Typische Fehler beim Wechsel weg von Google — und die Lösung

  • „Ich finde meine Domain nicht mehr.“ Sie suchen im falschen Konto. Die Domain liegt bei Squarespace; melden Sie sich dort mit der E-Mail-Adresse an, die früher bei Google Domains hinterlegt war.
  • Ungewollte Verlängerung zum höheren Tarif. Prüfen Sie, ob die Auto-Verlängerung aktiv ist, und entscheiden Sie vor dem Stichtag, ob Sie bleiben oder wechseln.
  • Transfer scheitert an der Sperre. Für einen Umzug brauchen Sie den Auth-Code (EPP-Code) und eine entsperrte Domain (Transfer Lock aus). Direkt nach einer Registrierung oder einem vorherigen Transfer gilt oft eine 60-Tage-Sperre.
  • DNS bricht beim Umzug. Notieren Sie vor dem Transfer alle DNS-Einträge (A, AAAA, MX, TXT/SPF, CNAME) und legen Sie sie beim neuen Anbieter an, bevor Sie die Nameserver umstellen — sonst fallen Website oder E-Mail vorübergehend aus.

Wenn Sie ohnehin über einen Wechsel nachdenken, lohnt vorab der Blick auf was passiert, wenn Sie Ihre Domain kündigen, damit Sie eine Domain nicht versehentlich freigeben.

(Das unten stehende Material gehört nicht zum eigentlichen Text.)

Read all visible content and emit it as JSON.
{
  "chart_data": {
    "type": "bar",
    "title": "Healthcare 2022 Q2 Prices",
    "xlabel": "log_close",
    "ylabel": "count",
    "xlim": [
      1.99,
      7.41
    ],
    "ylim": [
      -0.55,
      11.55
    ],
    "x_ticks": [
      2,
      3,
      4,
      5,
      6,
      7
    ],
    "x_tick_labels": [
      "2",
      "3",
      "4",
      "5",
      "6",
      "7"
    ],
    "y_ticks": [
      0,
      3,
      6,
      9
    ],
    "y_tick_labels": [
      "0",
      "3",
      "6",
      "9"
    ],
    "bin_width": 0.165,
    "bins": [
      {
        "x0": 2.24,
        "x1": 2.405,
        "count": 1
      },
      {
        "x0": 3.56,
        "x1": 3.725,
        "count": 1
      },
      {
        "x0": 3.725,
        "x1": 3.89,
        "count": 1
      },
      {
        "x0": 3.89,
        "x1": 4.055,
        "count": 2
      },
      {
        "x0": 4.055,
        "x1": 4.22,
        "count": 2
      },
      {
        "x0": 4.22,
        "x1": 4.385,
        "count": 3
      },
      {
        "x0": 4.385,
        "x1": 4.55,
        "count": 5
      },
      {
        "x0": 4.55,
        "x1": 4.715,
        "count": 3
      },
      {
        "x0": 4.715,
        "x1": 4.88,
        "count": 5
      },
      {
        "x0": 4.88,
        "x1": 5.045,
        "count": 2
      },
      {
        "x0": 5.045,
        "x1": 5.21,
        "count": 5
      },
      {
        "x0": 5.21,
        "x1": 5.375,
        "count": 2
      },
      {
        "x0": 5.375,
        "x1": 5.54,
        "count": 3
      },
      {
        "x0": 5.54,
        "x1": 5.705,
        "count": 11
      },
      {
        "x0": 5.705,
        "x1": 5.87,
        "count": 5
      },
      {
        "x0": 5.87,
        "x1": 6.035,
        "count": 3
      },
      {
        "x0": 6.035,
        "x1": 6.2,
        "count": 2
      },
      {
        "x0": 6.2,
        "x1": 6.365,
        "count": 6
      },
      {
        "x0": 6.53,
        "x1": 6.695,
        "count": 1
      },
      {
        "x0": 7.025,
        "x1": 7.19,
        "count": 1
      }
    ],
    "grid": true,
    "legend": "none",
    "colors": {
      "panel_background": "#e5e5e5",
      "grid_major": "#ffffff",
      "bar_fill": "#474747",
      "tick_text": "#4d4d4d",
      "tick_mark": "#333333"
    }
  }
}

Günstigere und unabhängigere Alternativen

Sie sind nicht auf Squarespace angewiesen. Klassische Registrare und Hoster in Deutschland und Europa registrieren .de- und .com-Domains oft günstiger, mit deutschsprachigem Support und transparenter Preisstruktur. Für die meisten Projekte ist ein Anbieter sinnvoll, bei dem Domain, Hosting und E-Mail zusammenliegen — das erspart die getrennte DNS-Pflege. Mehr dazu, was gutes Hosting ausmacht, lesen Sie unter intelligentes Hosting. Und falls Sie noch gar keine eigene Domain brauchen, zeigt Website erstellen ohne Domain, welche Optionen es gibt.

FAQ

Kann ich 2026 noch direkt bei Google eine Domain kaufen? Nicht mehr als eigenständigen Verbraucherdienst. Google Domains ist eingestellt. Es geht nur noch indirekt: über Google Workspace oder über Google Cloud Domains — in beiden Fällen ist Squarespace der eigentliche Registrar.

Was ist mit meiner alten Google-Domain passiert? Sie wurde automatisch zu Squarespace migriert und funktioniert weiter. Verwaltung und Abrechnung laufen jetzt über ein Squarespace-Konto. Die früheren Google-Preise galten nur bis zum 7. September 2024, danach greifen die Squarespace-Tarife.

Ist Squarespace teurer als Google Domains früher war? In der Regel ja. Squarespace hat die Google-Preise ein Jahr gehalten und rechnet seitdem zu eigenen, meist höheren Tarifen ab. Wer sparen will, sollte den Verlängerungspreis prüfen und gegebenenfalls zu einem günstigeren Registrar transferieren.